If you made a movie about a deaf man becoming the greatest composer in the history of the world — including into the future — people would say, “Nah. Too corny: never happen.”
As if they knew better than the world.
What a load that man carried. He didn’t know he was carrying it for us, but he was, though we didn’t exist yet — no ears to hear.
Beethoven was a short, ugly, barrel-chested, swarthy, pockmarked guy with unruly black hair, a look in his eyes, and frustrated love in his heart ...
A letter survives from a princess to whom Beethoven proposed marriage. She wrote to another princess that perhaps she should have accepted, “because everyone says he’s a genius,” but that she couldn’t do it, because “he’s so ugly, and half crazy.”
Poor Beethoven. The most richly endowed of all of us … to have to live a life like that.
I find it remarkable that despite all the drama the tragedy of his life, no one yet has made a decent movie about him. Maybe it’s because there’s not much action in the last decades of his life: from the day he realized he was losing his hearing until the day he died in pain, miserably, in a rented room.
I’ve spent years trying to write a screenplay about him: stalled in Act I, because what, really, can you do with Beethoven’s story, aside from letting him write the soundtrack?
All that any human hands could do with Beethoven’s story would detract from it.
The movie: Show Beethoven at his desk, pounding out contrapuntal rhythms with hands and feet, bellowing themes from the Grosse Fuge in his deaf man’s voice, occasionally putting quill to paper. For hours on end?
Who’d want to watch that?
That’s where the movie moguls have us. They can make things up to get out of a tight spot.
Most of us are not allowed to do that. Nor was Beethoven.
Some true tales from his life:
With the Turks’ cannons approaching the gates of Vienna, and severe political repression in the Homeland, Beethoven roared in his favorite tavern, in his deaf man’s voice, that the German Emperor should be hanged from the nearest tree.
And he got away with it.
‘Cause who’d want to be the guy who prosecuted Beethoven?
The best short reminiscences of Beethoven come from the wonderful, and cheap, Dover Books paperback: “Beethoven: Impressions by his Contemporaries,” edited by Oscar Sonneck.
These are eyewitness reports from people who knew Beethoven or met him, or cast eyes upon him.
Beethoven hated to take pupils, unless they were young countesses — and then … maybe.
One of his favorite students was Carl Czerny, whose Etudes are way too familiar to anyone who ever tried to play Classical piano.
Czerny said that Beethoven didn’t mind technical mistakes — wrong notes — but he could not abide failures in expression: misinterpreting a musical phrase. Beethoven became so enraged during one piano lesson that he bit a student on the shoulder — not for wrong notes, but for misinterpreting Beethoven’s meaning — for playing it the wrong way.
One stormy night in Vienna, Beethoven was informed, or thought he had been informed, or imagined, that Prince Lobkowitz had said something slighting about one of Beethoven’s compositions.
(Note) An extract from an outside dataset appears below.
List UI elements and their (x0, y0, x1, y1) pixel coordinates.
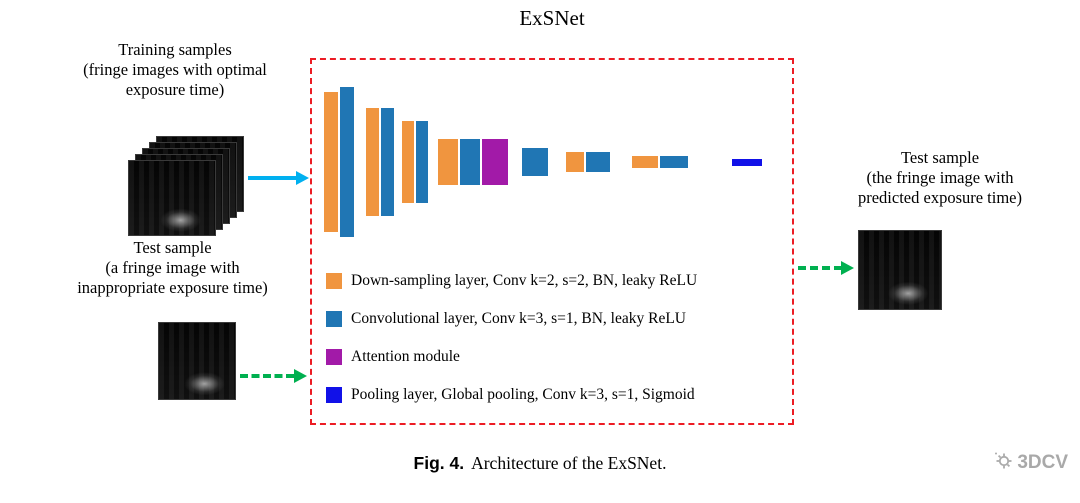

So Beethoven, in dudgeon, trekked through the muddy streets of Vienna, in a cold rainstorm, up to Lobkowitz’s castle. On the other side of town.
Now, Prince Lobkowitz was one of three nobles who was keeping Beethoven alive — paying his bills — through annual subsidies, so long as Beethoven stayed in Vienna: for the glory of the city. On this night, Beethoven found the Prince at dinner, with other noblemen, in the castle.
Beethoven, covered with mud and dripping wet, marched past the table right up to the Prince, hollered, “Lobkowitz, you ass!” Then tromped on out of there, through the storm, to his rented room.
True story. Several witnesses.
When I cast my eyes up to Beethoven, day after day, he reminds me of all the times when I whined about trifles as a youngster, and my Mom said: “You ain’t got it so bad, Buster.”